UNK replacement


(Ari Juntunen) #1

< Inbound >< References > < Ref1 > AA212 < /Ref1 > < Ref2 / > < Ref3 / > < Ref4 / > < Ref5 / > < Ref6 / > < MessageId > 12345678 < /MessageId > < TransactionId > 23456789 < /TransactionId >…up to 359 “words”

It looks “good” without -replace_unk:
< Results > < Ref1 > GC08 < /Ref1 > < Ref2 / > < Ref3 / > < Ref4 / > < Ref5 / > < Ref6 / > < MessageId > < unk > < /MessageId > < TransactionId > < unk > < /TransactionId >…up to 409 “words”

…but with replace_unk it takes the word pair < Inbound >< References > that is in the src dictionary and happily replaces all < unk > tokens with that:
< Results > < Ref1 > AA212 < /Ref1 > < Ref2 / > < Ref3 / > < Ref4 / > < Ref5 / > < Ref6 / > < MessageId > < Inbound >< References > < /MessageId > < TransactionId > < Inbound >< References > < /TransactionId > …upto 409 “words”

Is this expected behavior or am I doing something wrong?

Model has been created by using command: th train.lua -data /home/ari/master-data/vocab120-163-train.t7 -save_model cv/1400x6 -epochs 100 -rnn_size 1400 -word_vec_size 1400 -layers 6 -gpuid 3 -report_every 5 -max_batch_size 10 -learning_rate 0.3

Model details are:
Loading data from ‘/home/ari/master-data/vocab120-163-train.t7’…

  • vocabulary size: source = 124; target = 167
  • additional features: source = 0; target = 0
  • maximum sequence length: source = 358; target = 409
  • number of training sentences: 5154
  • maximum batch size: 10
    Building model…
  • using input feeding
    Initializing parameters…
  • number of parameters: 202588567

EDIT: had to add lots of space for XML to display


(Guillaume Klein) #2

-replace_unk blindly replaces unknown tokens by source tokens with the highest attention score. See the guide:

http://opennmt.net/Guide/#translating-unk-words


(Ari Juntunen) #3

Hmm. As such it seems to be quite useless then. A minimum would be that it should take UNK tokens from source and map (using attention) those UNK tokens to target. Now in this case it simply seems to takes 1st token found which is not even UNK and maps it.

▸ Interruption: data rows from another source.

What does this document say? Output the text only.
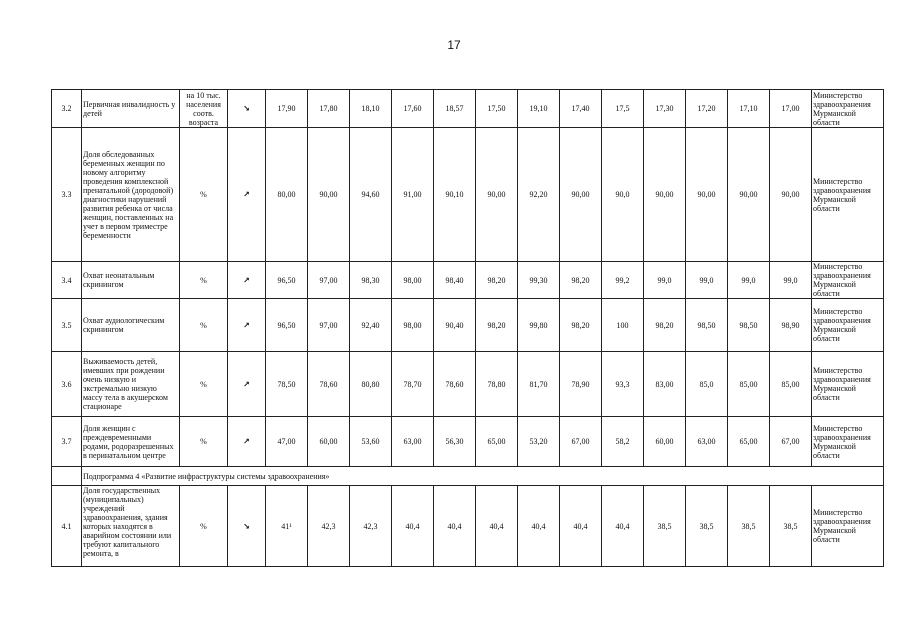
17
3.2	Первичная инвалидность у детей	на 10 тыс. населения соотв. возраста	↘	17,90	17,80	18,10	17,60	18,57	17,50	19,10	17,40	17,5	17,30	17,20	17,10	17,00	Министерство здравоохранения Мурманской области
3.3	Доля обследованных беременных женщин по новому алгоритму проведения комплексной пренатальной (дородовой) диагностики нарушений развития ребенка от числа женщин, поставленных на учет в первом триместре беременности	%	↗	80,00	90,00	94,60	91,00	90,10	90,00	92,20	90,00	90,0	90,00	90,00	90,00	90,00	Министерство здравоохранения Мурманской области
3.4	Охват неонатальным скринингом	%	↗	96,50	97,00	98,30	98,00	98,40	98,20	99,30	98,20	99,2	99,0	99,0	99,0	99,0	Министерство здравоохранения Мурманской области
3.5	Охват аудиологическим скринингом	%	↗	96,50	97,00	92,40	98,00	90,40	98,20	99,80	98,20	100	98,20	98,50	98,50	98,90	Министерство здравоохранения Мурманской области
3.6	Выживаемость детей, имевших при рождении очень низкую и экстремально низкую массу тела в акушерском стационаре	%	↗	78,50	78,60	80,80	78,70	78,60	78,80	81,70	78,90	93,3	83,00	85,0	85,00	85,00	Министерство здравоохранения Мурманской области
3.7	Доля женщин с преждевременными родами, родоразрешенных в перинатальном центре	%	↗	47,00	60,00	53,60	63,00	56,30	65,00	53,20	67,00	58,2	60,00	63,00	65,00	67,00	Министерство здравоохранения Мурманской области
	Подпрограмма 4 «Развитие инфраструктуры системы здравоохранения»																
4.1	Доля государственных (муниципальных) учреждений здравоохранения, здания которых находятся в аварийном состоянии или требуют капитального ремонта, в	%	↘	41¹	42,3	42,3	40,4	40,4	40,4	40,4	40,4	40,4	38,5	38,5	38,5	38,5	Министерство здравоохранения Мурманской области
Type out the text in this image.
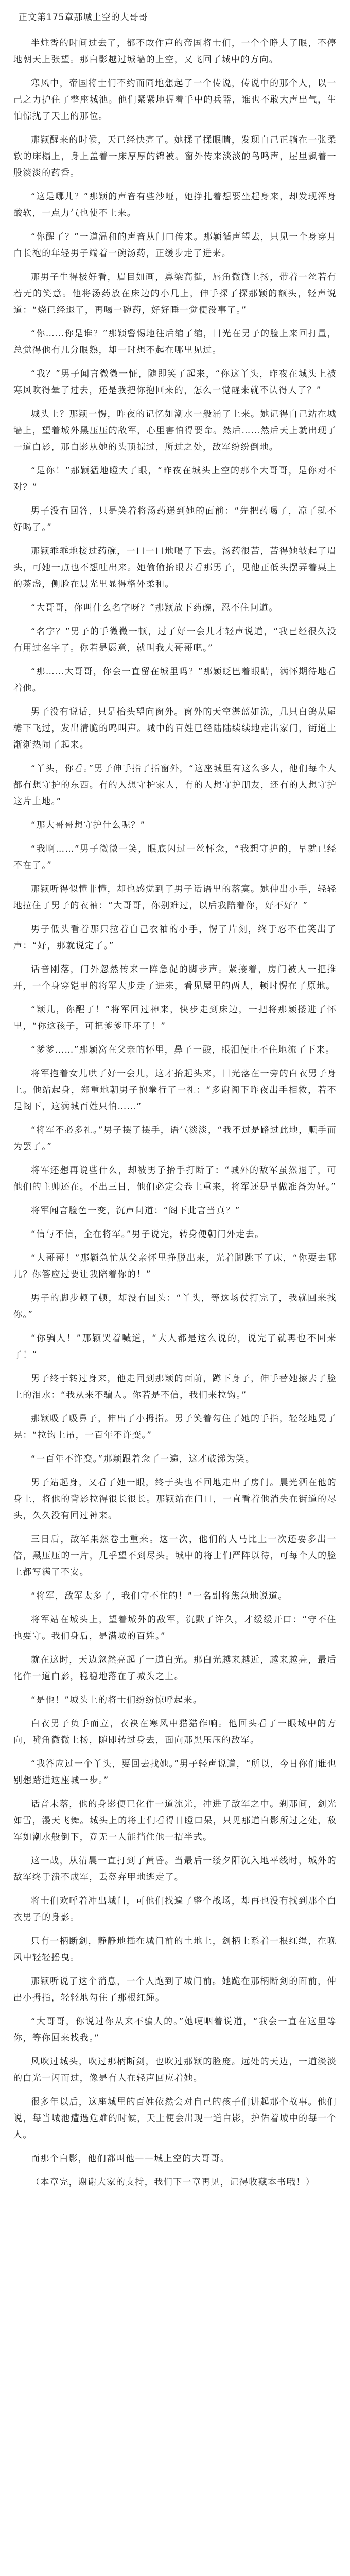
正文第175章那城上空的大哥哥

半炷香的时间过去了，都不敢作声的帝国将士们，一个个睁大了眼，不停地朝天上张望。那白影越过城墙的上空，又飞回了城中的方向。

寒风中，帝国将士们不约而同地想起了一个传说，传说中的那个人，以一己之力护住了整座城池。他们紧紧地握着手中的兵器，谁也不敢大声出气，生怕惊扰了天上的那位。

那颖醒来的时候，天已经快亮了。她揉了揉眼睛，发现自己正躺在一张柔软的床榻上，身上盖着一床厚厚的锦被。窗外传来淡淡的鸟鸣声，屋里飘着一股淡淡的药香。

“这是哪儿？”那颖的声音有些沙哑，她挣扎着想要坐起身来，却发现浑身酸软，一点力气也使不上来。

“你醒了？”一道温和的声音从门口传来。那颖循声望去，只见一个身穿月白长袍的年轻男子端着一碗汤药，正缓步走了进来。

那男子生得极好看，眉目如画，鼻梁高挺，唇角微微上扬，带着一丝若有若无的笑意。他将汤药放在床边的小几上，伸手探了探那颖的额头，轻声说道：“烧已经退了，再喝一碗药，好好睡一觉便没事了。”

“你……你是谁？”那颖警惕地往后缩了缩，目光在男子的脸上来回打量，总觉得他有几分眼熟，却一时想不起在哪里见过。

“我？”男子闻言微微一怔，随即笑了起来，“你这丫头，昨夜在城头上被寒风吹得晕了过去，还是我把你抱回来的，怎么一觉醒来就不认得人了？”

城头上？那颖一愣，昨夜的记忆如潮水一般涌了上来。她记得自己站在城墙上，望着城外黑压压的敌军，心里害怕得要命。然后……然后天上就出现了一道白影，那白影从她的头顶掠过，所过之处，敌军纷纷倒地。

“是你！”那颖猛地瞪大了眼，“昨夜在城头上空的那个大哥哥，是你对不对？”

男子没有回答，只是笑着将汤药递到她的面前：“先把药喝了，凉了就不好喝了。”

那颖乖乖地接过药碗，一口一口地喝了下去。汤药很苦，苦得她皱起了眉头，可她一点也不想吐出来。她偷偷抬眼去看那男子，见他正低头摆弄着桌上的茶盏，侧脸在晨光里显得格外柔和。

“大哥哥，你叫什么名字呀？”那颖放下药碗，忍不住问道。

“名字？”男子的手微微一顿，过了好一会儿才轻声说道，“我已经很久没有用过名字了。你若是愿意，就叫我大哥哥吧。”

“那……大哥哥，你会一直留在城里吗？”那颖眨巴着眼睛，满怀期待地看着他。

男子没有说话，只是抬头望向窗外。窗外的天空湛蓝如洗，几只白鸽从屋檐下飞过，发出清脆的鸣叫声。城中的百姓已经陆陆续续地走出家门，街道上渐渐热闹了起来。

“丫头，你看。”男子伸手指了指窗外，“这座城里有这么多人，他们每个人都有想守护的东西。有的人想守护家人，有的人想守护朋友，还有的人想守护这片土地。”

“那大哥哥想守护什么呢？”

“我啊……”男子微微一笑，眼底闪过一丝怀念，“我想守护的，早就已经不在了。”

那颖听得似懂非懂，却也感觉到了男子话语里的落寞。她伸出小手，轻轻地拉住了男子的衣袖：“大哥哥，你别难过，以后我陪着你，好不好？”

男子低头看着那只拉着自己衣袖的小手，愣了片刻，终于忍不住笑出了声：“好，那就说定了。”

话音刚落，门外忽然传来一阵急促的脚步声。紧接着，房门被人一把推开，一个身穿铠甲的将军大步走了进来，看见屋里的两人，顿时愣在了原地。

“颖儿，你醒了！”将军回过神来，快步走到床边，一把将那颖搂进了怀里，“你这孩子，可把爹爹吓坏了！”

“爹爹……”那颖窝在父亲的怀里，鼻子一酸，眼泪便止不住地流了下来。

将军抱着女儿哄了好一会儿，这才抬起头来，目光落在一旁的白衣男子身上。他站起身，郑重地朝男子抱拳行了一礼：“多谢阁下昨夜出手相救，若不是阁下，这满城百姓只怕……”

“将军不必多礼。”男子摆了摆手，语气淡淡，“我不过是路过此地，顺手而为罢了。”

将军还想再说些什么，却被男子抬手打断了：“城外的敌军虽然退了，可他们的主帅还在。不出三日，他们必定会卷土重来，将军还是早做准备为好。”

将军闻言脸色一变，沉声问道：“阁下此言当真？”

“信与不信，全在将军。”男子说完，转身便朝门外走去。

“大哥哥！”那颖急忙从父亲怀里挣脱出来，光着脚跳下了床，“你要去哪儿？你答应过要让我陪着你的！”

男子的脚步顿了顿，却没有回头：“丫头，等这场仗打完了，我就回来找你。”

“你骗人！”那颖哭着喊道，“大人都是这么说的，说完了就再也不回来了！”

男子终于转过身来，他走回到那颖的面前，蹲下身子，伸手替她擦去了脸上的泪水：“我从来不骗人。你若是不信，我们来拉钩。”

那颖吸了吸鼻子，伸出了小拇指。男子笑着勾住了她的手指，轻轻地晃了晃：“拉钩上吊，一百年不许变。”

“一百年不许变。”那颖跟着念了一遍，这才破涕为笑。

男子站起身，又看了她一眼，终于头也不回地走出了房门。晨光洒在他的身上，将他的背影拉得很长很长。那颖站在门口，一直看着他消失在街道的尽头，久久没有回过神来。

三日后，敌军果然卷土重来。这一次，他们的人马比上一次还要多出一倍，黑压压的一片，几乎望不到尽头。城中的将士们严阵以待，可每个人的脸上都写满了不安。

“将军，敌军太多了，我们守不住的！”一名副将焦急地说道。

将军站在城头上，望着城外的敌军，沉默了许久，才缓缓开口：“守不住也要守。我们身后，是满城的百姓。”

就在这时，天边忽然亮起了一道白光。那白光越来越近，越来越亮，最后化作一道白影，稳稳地落在了城头之上。

“是他！”城头上的将士们纷纷惊呼起来。

白衣男子负手而立，衣袂在寒风中猎猎作响。他回头看了一眼城中的方向，嘴角微微上扬，随即转过身去，面向那黑压压的敌军。

“我答应过一个丫头，要回去找她。”男子轻声说道，“所以，今日你们谁也别想踏进这座城一步。”

话音未落，他的身影便已化作一道流光，冲进了敌军之中。刹那间，剑光如雪，漫天飞舞。城头上的将士们看得目瞪口呆，只见那道白影所过之处，敌军如潮水般倒下，竟无一人能挡住他一招半式。

这一战，从清晨一直打到了黄昏。当最后一缕夕阳沉入地平线时，城外的敌军终于溃不成军，丢盔弃甲地逃走了。

将士们欢呼着冲出城门，可他们找遍了整个战场，却再也没有找到那个白衣男子的身影。

只有一柄断剑，静静地插在城门前的土地上，剑柄上系着一根红绳，在晚风中轻轻摇曳。

那颖听说了这个消息，一个人跑到了城门前。她跪在那柄断剑的面前，伸出小拇指，轻轻地勾住了那根红绳。

“大哥哥，你说过你从来不骗人的。”她哽咽着说道，“我会一直在这里等你，等你回来找我。”

风吹过城头，吹过那柄断剑，也吹过那颖的脸庞。远处的天边，一道淡淡的白光一闪而过，像是有人在轻声回应着她。

很多年以后，这座城里的百姓依然会对自己的孩子们讲起那个故事。他们说，每当城池遭遇危难的时候，天上便会出现一道白影，护佑着城中的每一个人。

而那个白影，他们都叫他——城上空的大哥哥。

（本章完，谢谢大家的支持，我们下一章再见，记得收藏本书哦！）
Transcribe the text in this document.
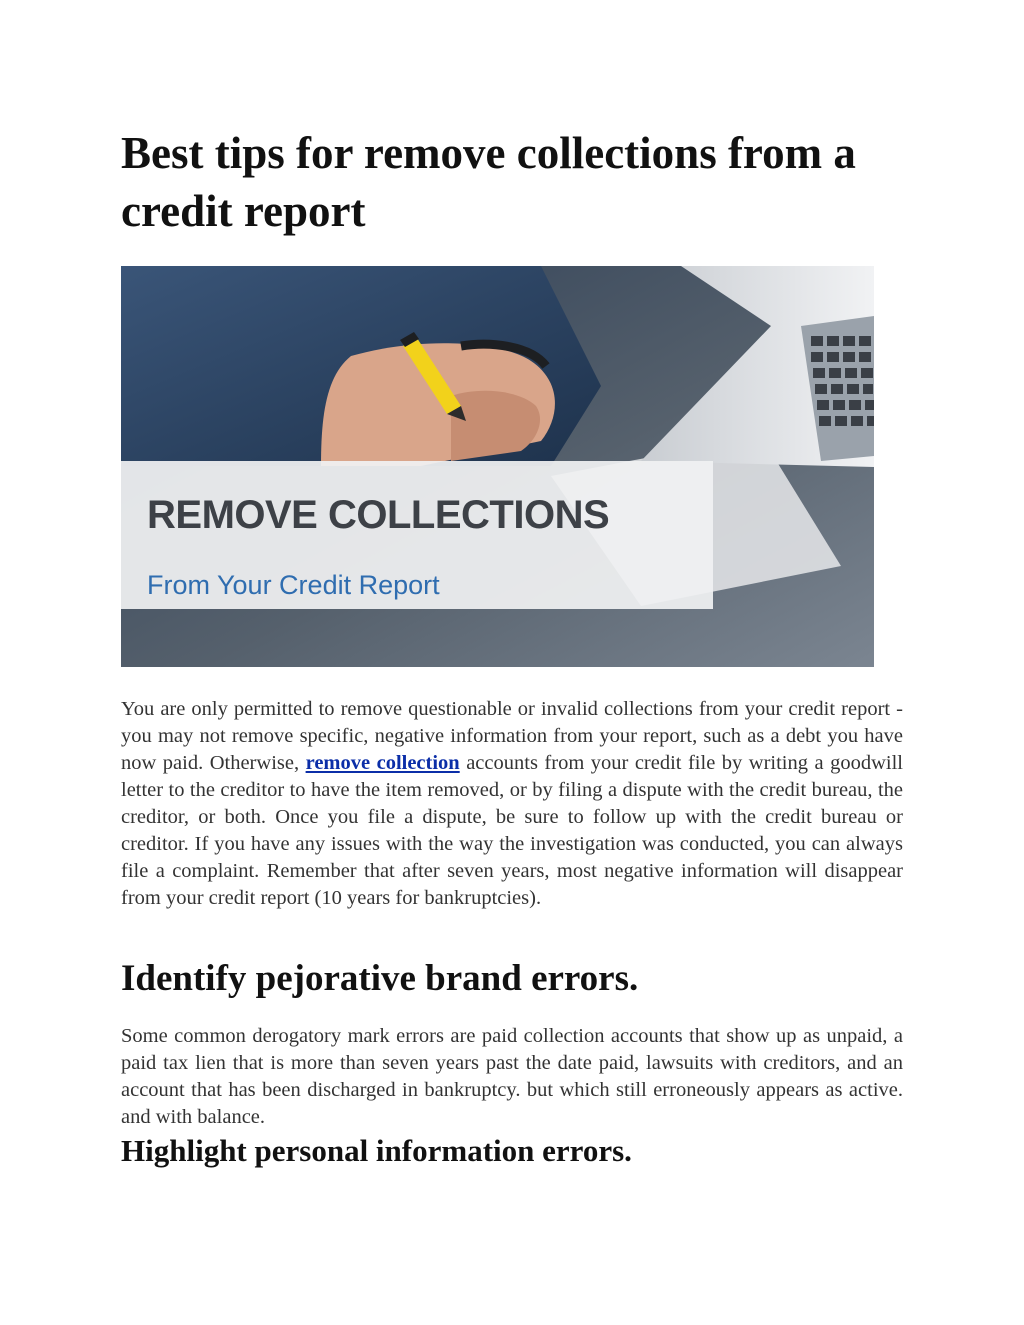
Best tips for remove collections from a credit report
REMOVE COLLECTIONS
From Your Credit Report

You are only permitted to remove questionable or invalid collections from your credit report - you may not remove specific, negative information from your report, such as a debt you have now paid. Otherwise, remove collection accounts from your credit file by writing a goodwill letter to the creditor to have the item removed, or by filing a dispute with the credit bureau, the creditor, or both. Once you file a dispute, be sure to follow up with the credit bureau or creditor. If you have any issues with the way the investigation was conducted, you can always file a complaint. Remember that after seven years, most negative information will disappear from your credit report (10 years for bankruptcies).

Identify pejorative brand errors.

Some common derogatory mark errors are paid collection accounts that show up as unpaid, a paid tax lien that is more than seven years past the date paid, lawsuits with creditors, and an account that has been discharged in bankruptcy. but which still erroneously appears as active. and with balance.

Highlight personal information errors.
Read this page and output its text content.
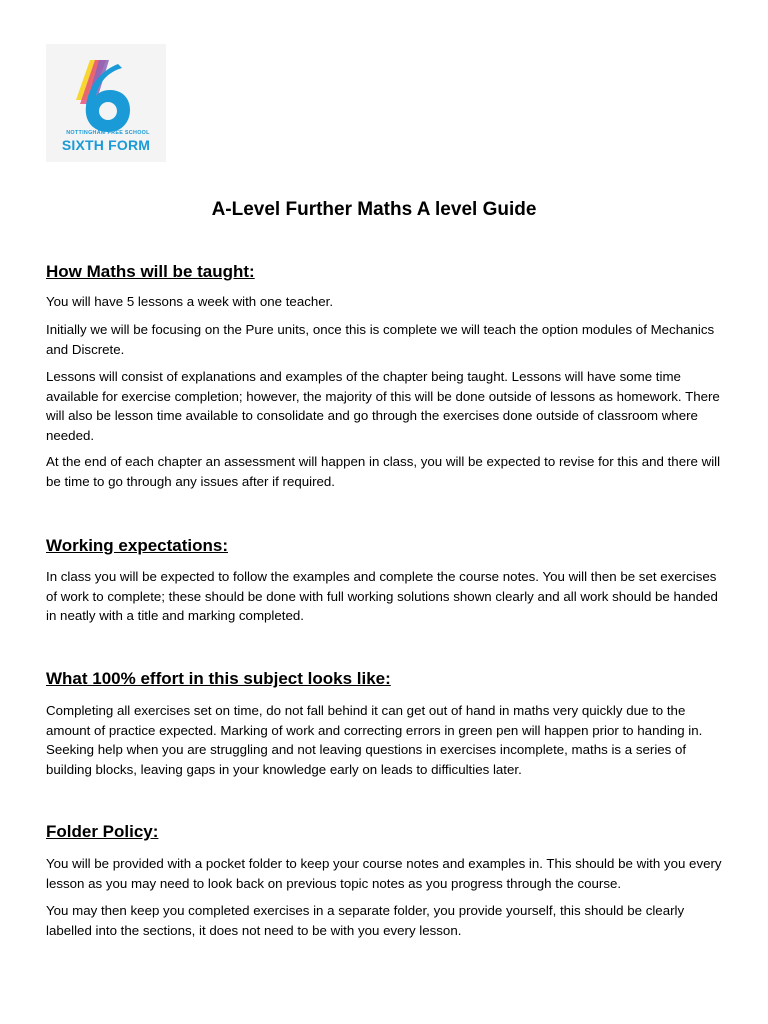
NOTTINGHAM FREE SCHOOL
SIXTH FORM
A-Level Further Maths A level Guide
How Maths will be taught:

You will have 5 lessons a week with one teacher.

Initially we will be focusing on the Pure units, once this is complete we will teach the option modules of Mechanics and Discrete.

Lessons will consist of explanations and examples of the chapter being taught. Lessons will have some time available for exercise completion; however, the majority of this will be done outside of lessons as homework. There will also be lesson time available to consolidate and go through the exercises done outside of classroom where needed.

At the end of each chapter an assessment will happen in class, you will be expected to revise for this and there will be time to go through any issues after if required.

Working expectations:

In class you will be expected to follow the examples and complete the course notes. You will then be set exercises of work to complete; these should be done with full working solutions shown clearly and all work should be handed in neatly with a title and marking completed.

What 100% effort in this subject looks like:

Completing all exercises set on time, do not fall behind it can get out of hand in maths very quickly due to the amount of practice expected. Marking of work and correcting errors in green pen will happen prior to handing in. Seeking help when you are struggling and not leaving questions in exercises incomplete, maths is a series of building blocks, leaving gaps in your knowledge early on leads to difficulties later.

Folder Policy:

You will be provided with a pocket folder to keep your course notes and examples in. This should be with you every lesson as you may need to look back on previous topic notes as you progress through the course.

You may then keep you completed exercises in a separate folder, you provide yourself, this should be clearly labelled into the sections, it does not need to be with you every lesson.
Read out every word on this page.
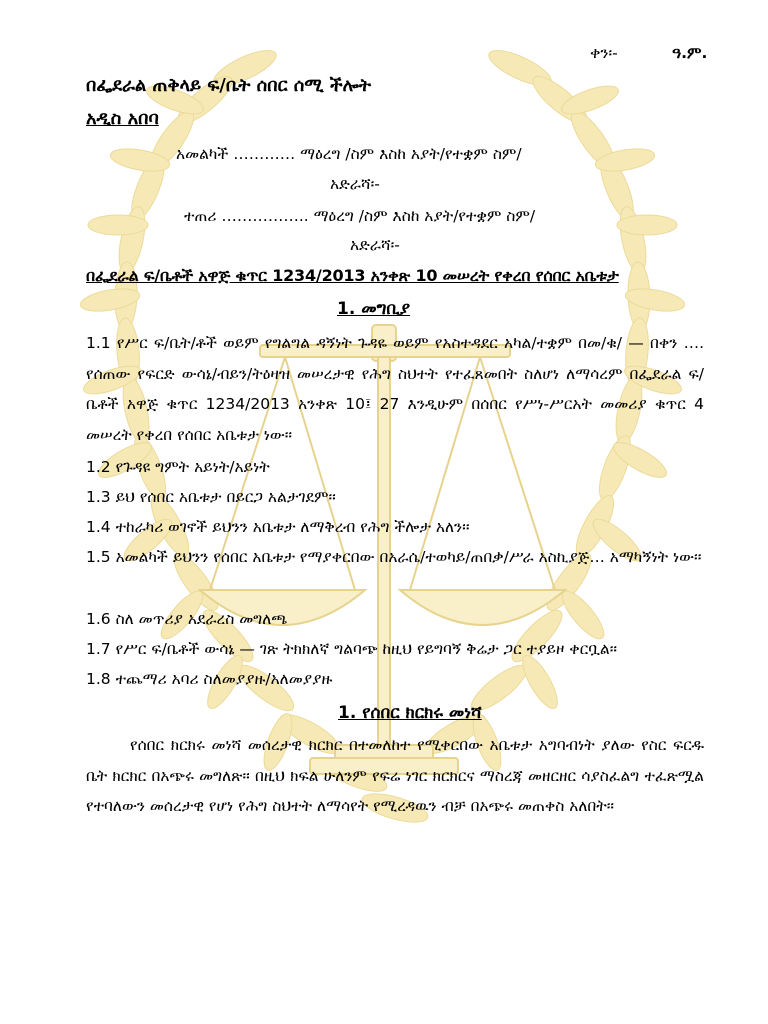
ቀን፡-	ዓ.ም.
በፌደራል ጠቅላይ ፍ/ቤት ሰበር ሰሚ ችሎት
አዲስ አበባ
አመልካች ………… ማዕረግ /ስም እስከ አያት/የተቋም ስም/
አድራሻ፡-
ተጠሪ …………….. ማዕረግ /ስም እስከ አያት/የተቋም ስም/
አድራሻ፡-
በፌደራል ፍ/ቤቶች አዋጅ ቁጥር 1234/2013 አንቀጽ 10 መሠረት የቀረበ የሰበር አቤቱታ
1. መግቢያ
1.1 የሥር ፍ/ቤት/ቶች ወይም የግልግል ዳኝነት ጉዳዬ ወይም የአስተዳደር አካል/ተቋም በመ/ቁ/ — በቀን …. የሰጠው የፍርድ ውሳኔ/ብይን/ትዕዛዝ መሠረታዊ የሕግ ስህተት የተፈጸመበት ስለሆነ ለማሳረም በፌደራል ፍ/ቤቶች አዋጅ ቁጥር 1234/2013 አንቀጽ 10፤ 27 እንዲሁም በሰበር የሥነ-ሥርአት መመሪያ ቁጥር 4 መሠረት የቀረበ የሰበር አቤቱታ ነው፡፡
1.2 የጉዳዩ ግምት አይነት/አይነት
1.3 ይህ የሰበር አቤቱታ በይርጋ አልታገደም፡፡
1.4 ተከራካሪ ወገኖች ይህንን አቤቱታ ለማቅረብ የሕግ ችሎታ አለን፡፡
1.5 አመልካች ይህንን የሰበር አቤቱታ የማያቀርበው በአራሴ/ተወካይ/ጠበቃ/ሥራ አስኪያጅ… አማካኝነት ነው፡፡
1.6 ስለ መጥሪያ አደራረስ መግለጫ
1.7 የሥር ፍ/ቤቶች ውሳኔ — ገጽ ትክክለኛ ግልባጭ ከዚህ የይግባኝ ቅሬታ ጋር ተያይዞ ቀርቧል፡፡
1.8 ተጨማሪ አባሪ ስለመያያዙ/አለመያያዙ
1. የሰበር ክርክሩ መነሻ
የሰበር ክርክሩ መነሻ መሰረታዊ ክርክር በተመለከተ የሚቀርበው አቤቱታ አግባብነት ያለው የስር ፍርዱ ቤት ክርክር በአጭሩ መግለጽ፡፡ በዚህ ክፍል ሁለንም የፍሬ ነገር ክርክርና ማስረጃ መዘርዘር ሳያስፈልግ ተፈጽሟል የተባለውን መሰረታዊ የሆነ የሕግ ስህተት ለማሳየት የሚረዳዉን ብቻ በአጭሩ መጠቀስ አለበት፡፡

Are you sure this is how it is supposed to work?


(Guillaume Klein) #4

As described in the guide, it is useful for text translation:

Often times UNK symbols will correspond to proper names that can be directly transposed between languages.

In your case, it takes the first token because you don’t have a lot of data to make the attention layer learn correctly. With large scale training, attentions can be seen as alignments so it will copy the source word that is supposed to be translated.